Colleen and I arrived early and sat looking at Mt Batur,
finishing off the coconuts Colleen had bought us in Ubud and simply enjoying being
there and in a different space. The ceremony started about two hours later and
Colleen and I sat and watched – both as guests and as part of the family. We
were dressed in full ceremony garb and were shown how to be part of the
different ritual prayers. Holding up a flower in prayer three times during the
music and then holding up empty hands, being flicked with blessed coconut water
and then sipping it four times from our hands. I really cannot explain the
details of the ceremony but it was fascinating to watch, to be a part of, as it
was both sacred and so very every-day. At least once or twice a member of the
family’s phone rang and they answered it, while the priest was in full chant.

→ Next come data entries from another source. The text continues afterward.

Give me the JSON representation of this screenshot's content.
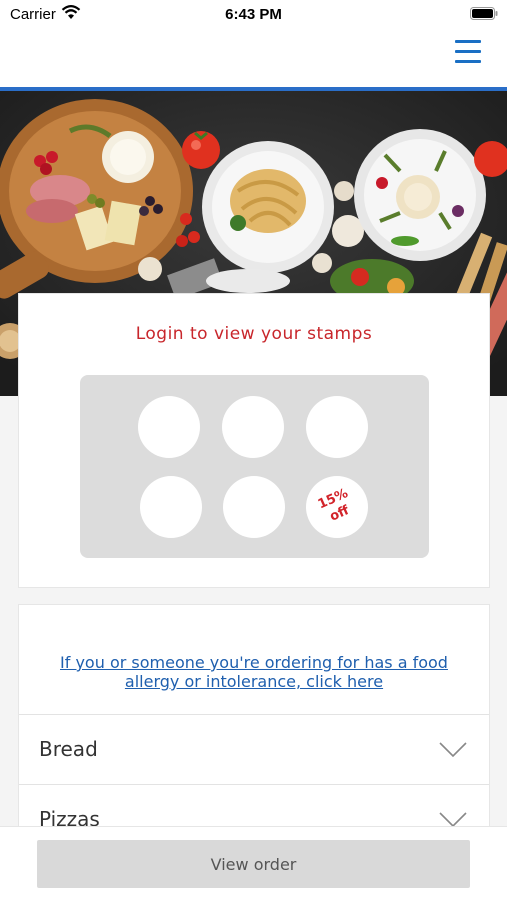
{
  "status_bar": {
    "carrier": "Carrier",
    "time": "6:43 PM",
    "icons": [
      "wifi-icon",
      "battery-icon"
    ]
  },
  "header": {
    "menu_icon": "hamburger-icon",
    "accent_color": "#2a6ec8"
  },
  "hero": {
    "description_icon": "food-spread-image"
  },
  "stamps": {
    "title": "Login to view your stamps",
    "title_color": "#c8262b",
    "total": 6,
    "reward_line1": "15%",
    "reward_line2": "off",
    "reward_color": "#d2232a"
  },
  "menu": {
    "allergy_link": "If you or someone you're ordering for has a food allergy or intolerance, click here",
    "link_color": "#1f5fae",
    "categories": [
      {
        "label": "Bread",
        "icon": "chevron-down-icon"
      },
      {
        "label": "Pizzas",
        "icon": "chevron-down-icon"
      }
    ]
  },
  "footer": {
    "view_order_label": "View order"
  }
}
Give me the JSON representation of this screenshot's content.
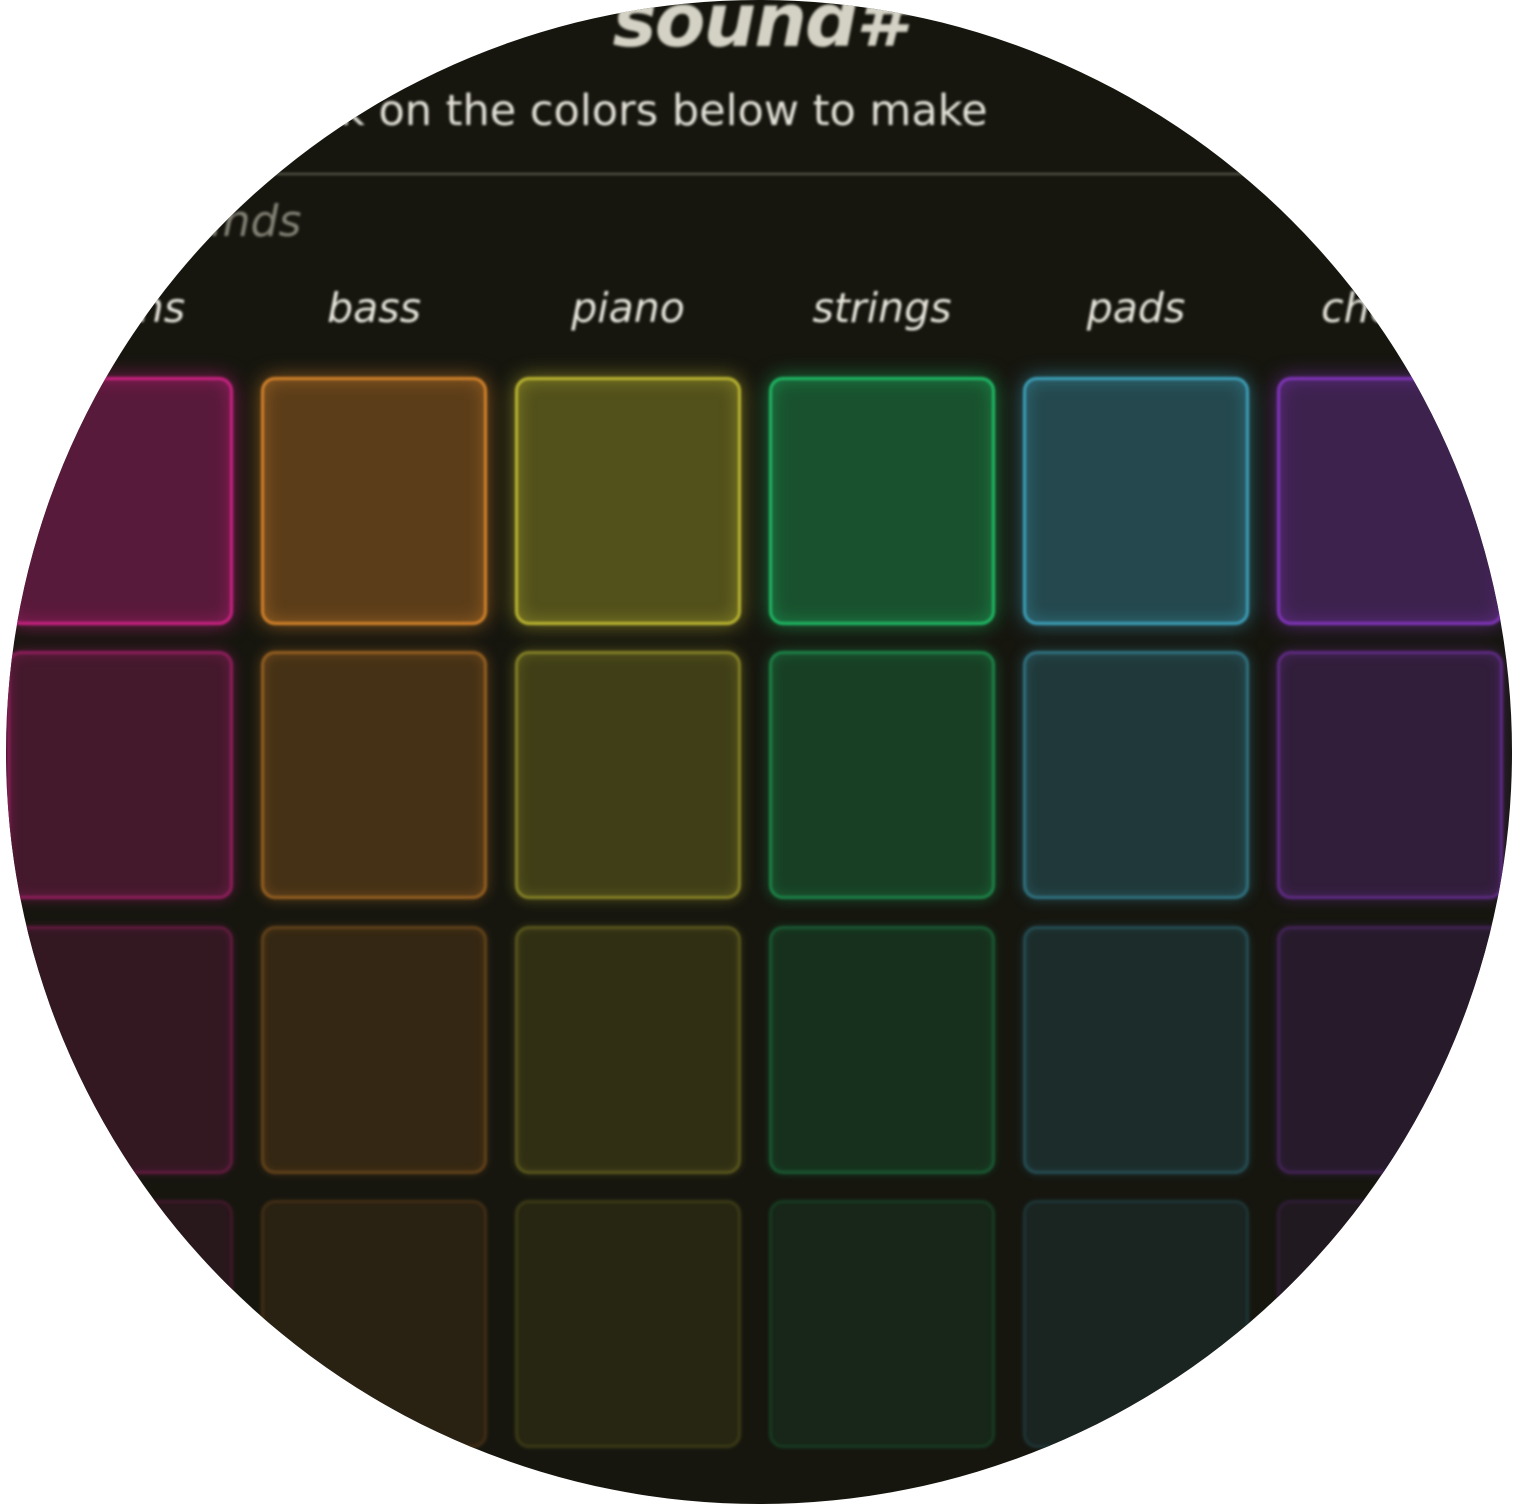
{
  "app": {
    "title": "sound#",
    "instructions": "(or touch the screen) or click on the colors below to make",
    "section_heading": "notes + sounds"
  },
  "columns": [
    {
      "label": "drums",
      "color": "#d9238c"
    },
    {
      "label": "bass",
      "color": "#e08a2c"
    },
    {
      "label": "piano",
      "color": "#c6c033"
    },
    {
      "label": "strings",
      "color": "#1fc46a"
    },
    {
      "label": "pads",
      "color": "#3fa8c4"
    },
    {
      "label": "chords",
      "color": "#8a38c8"
    }
  ],
  "rows": [
    {
      "level": 1.0
    },
    {
      "level": 0.62
    },
    {
      "level": 0.32
    },
    {
      "level": 0.12
    }
  ]
}
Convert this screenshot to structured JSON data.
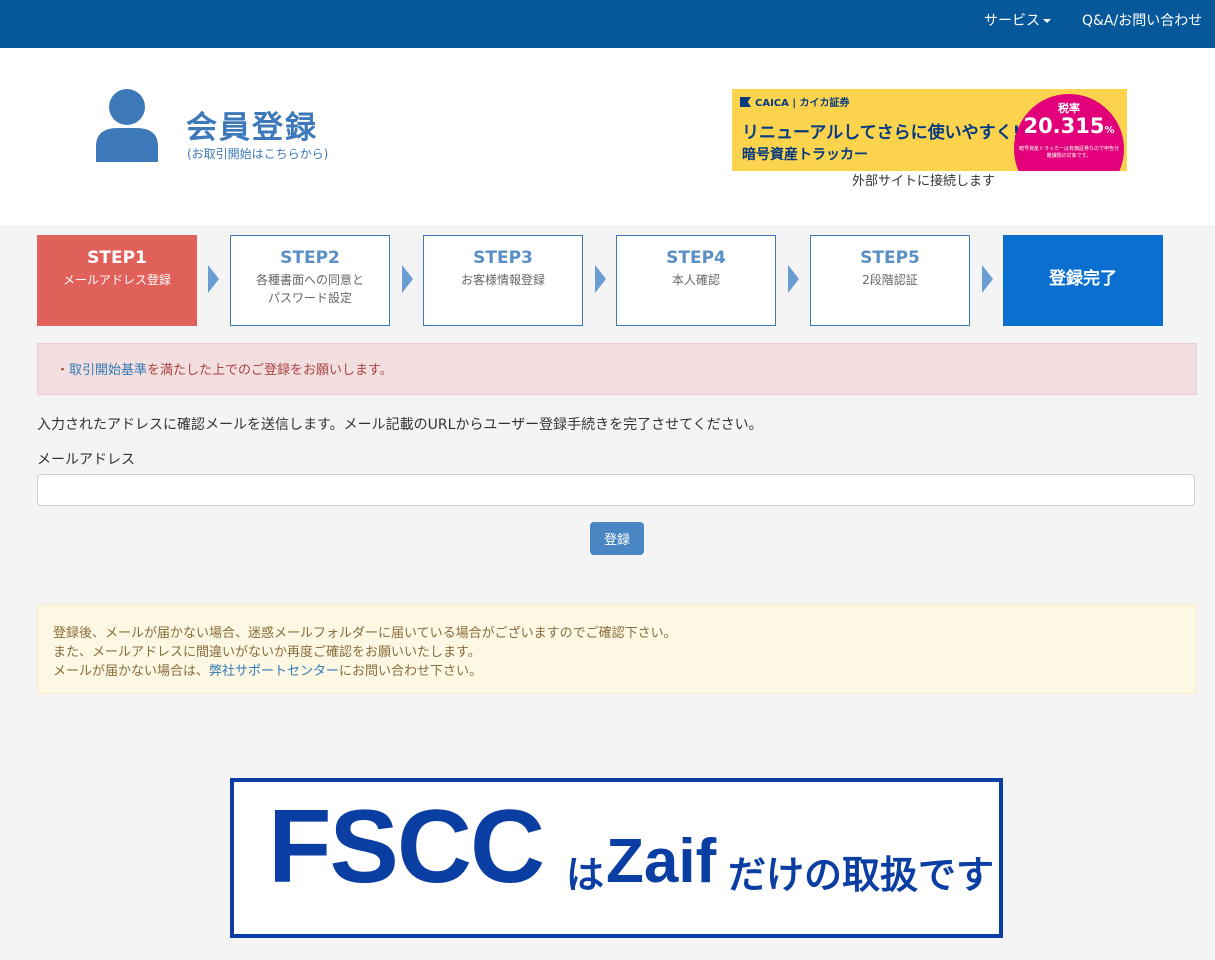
{
  "nav": {
    "services_label": "サービス",
    "qa_label": "Q&A/お問い合わせ"
  },
  "header": {
    "title": "会員登録",
    "subtitle": "(お取引開始はこちらから)"
  },
  "banner": {
    "brand": "CAICA | カイカ証券",
    "headline": "リニューアルしてさらに使いやすく!",
    "subline": "暗号資産トラッカー",
    "rate_label": "税率",
    "rate_value": "20.315",
    "rate_unit": "%",
    "fine_print": "暗号資産トラッカーは有価証券なので申告分離課税の対象です。",
    "caption": "外部サイトに接続します"
  },
  "steps": [
    {
      "title": "STEP1",
      "desc": "メールアドレス登録"
    },
    {
      "title": "STEP2",
      "desc": "各種書面への同意と\nパスワード設定"
    },
    {
      "title": "STEP3",
      "desc": "お客様情報登録"
    },
    {
      "title": "STEP4",
      "desc": "本人確認"
    },
    {
      "title": "STEP5",
      "desc": "2段階認証"
    },
    {
      "title": "登録完了",
      "desc": ""
    }
  ],
  "alert": {
    "bullet": "・",
    "link": "取引開始基準",
    "text": "を満たした上でのご登録をお願いします。"
  },
  "form": {
    "info_text": "入力されたアドレスに確認メールを送信します。メール記載のURLからユーザー登録手続きを完了させてください。",
    "email_label": "メールアドレス",
    "email_value": "",
    "submit_label": "登録"
  },
  "notice": {
    "line1": "登録後、メールが届かない場合、迷惑メールフォルダーに届いている場合がございますのでご確認下さい。",
    "line2": "また、メールアドレスに間違いがないか再度ご確認をお願いいたします。",
    "line3_pre": "メールが届かない場合は、",
    "line3_link": "弊社サポートセンター",
    "line3_post": "にお問い合わせ下さい。"
  },
  "fscc_banner": {
    "big": "FSCC",
    "ha": "は",
    "zaif": "Zaif",
    "rest": "だけの取扱です"
  }
}
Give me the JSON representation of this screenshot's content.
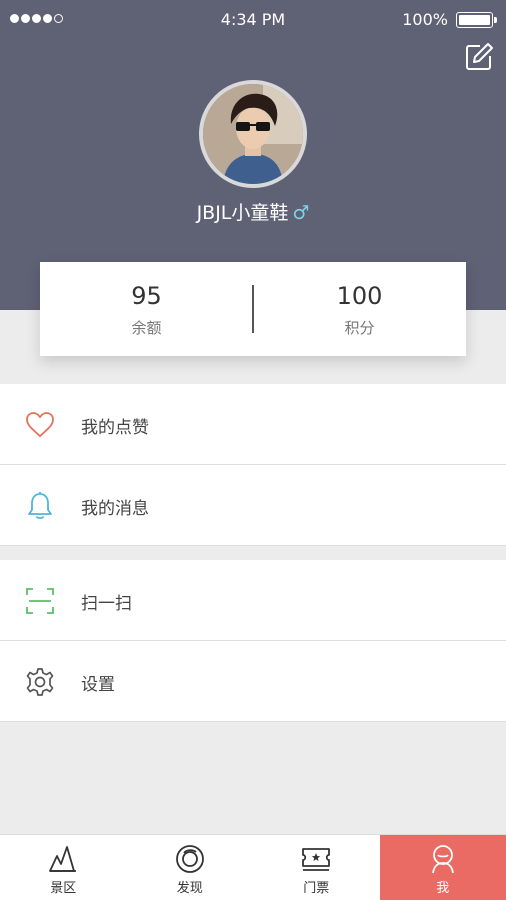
{
  "status_bar": {
    "time": "4:34 PM",
    "battery": "100%",
    "signal_bars": 5,
    "signal_filled": 4
  },
  "profile": {
    "username": "JBJL小童鞋",
    "gender_symbol": "♂"
  },
  "stats": [
    {
      "value": "95",
      "label": "余额"
    },
    {
      "value": "100",
      "label": "积分"
    }
  ],
  "menu": {
    "likes": "我的点赞",
    "messages": "我的消息",
    "scan": "扫一扫",
    "settings": "设置"
  },
  "tabbar": {
    "tabs": [
      {
        "label": "景区",
        "icon": "mountain-icon"
      },
      {
        "label": "发现",
        "icon": "lens-icon"
      },
      {
        "label": "门票",
        "icon": "ticket-icon"
      },
      {
        "label": "我",
        "icon": "person-icon"
      }
    ],
    "active_index": 3
  },
  "colors": {
    "header_bg": "#5f6175",
    "active_tab": "#e96b64",
    "heart": "#e2725b",
    "bell": "#4db6d8",
    "scan": "#5bbf6a",
    "gear": "#555555"
  }
}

There was constant chatter when the family was not expected to be part of the
rituals, and they smoked and playfully argued about what happens next or what
offering to put where.
The detail and symbolism of each item is amazing and far
too complicated for me to work out. Each item in the offerings has meaning and
the preparation can take days and weeks to complete. There are handmade baskets
and offering paraphernalia, rice, fruit, incense, sweets, cooked chicken! At
the end of the ceremony everything is eaten, either by the people or the animals,
as it is now regarded as blessed food.
At the end of the ceremony a beautiful spread of food was
put out which we were invited to share in. Nila is an organic chef and after
the rather intense energy of the ceremony, Colleen and I ravenously tucked into
the beautiful food. We spent the rest of the day there, ensconced in the beauty
of the volcano, the mist rolling in and out, eating chocolate, the ceremony
fruits and drinking the most gorgeous lemon, ginger and honey tea. I napped and
meditated in direct view of the volcano, feeling loved and healed by her
energy. It was the most beautiful day, which Colleen and I ended off with a
perfect and deep Balinese massage back in Ubud. That night I had the best sleep
I've had for a long time, happily exhausted from a day of generosity so
abundantly shown to me, and filled with deep gratitude at being here and being
blessed with such beautiful experiences.
Happy happy happiness my beautiful friend! xxx
ReplyDeleteHappiness right back to you my gorgeous Kateo. Love you lots! X
DeleteYour experiences are really enriching for you- as you walk along your spiritual path, I'm praying that you will experience the fullness of God's incredible love for you! Much love and greetings from an unusually wet Rustenburg!
ReplyDeleteThank you for your lovely words Sue - I am feeling so incredibly and abundantly blessed, xx love to you!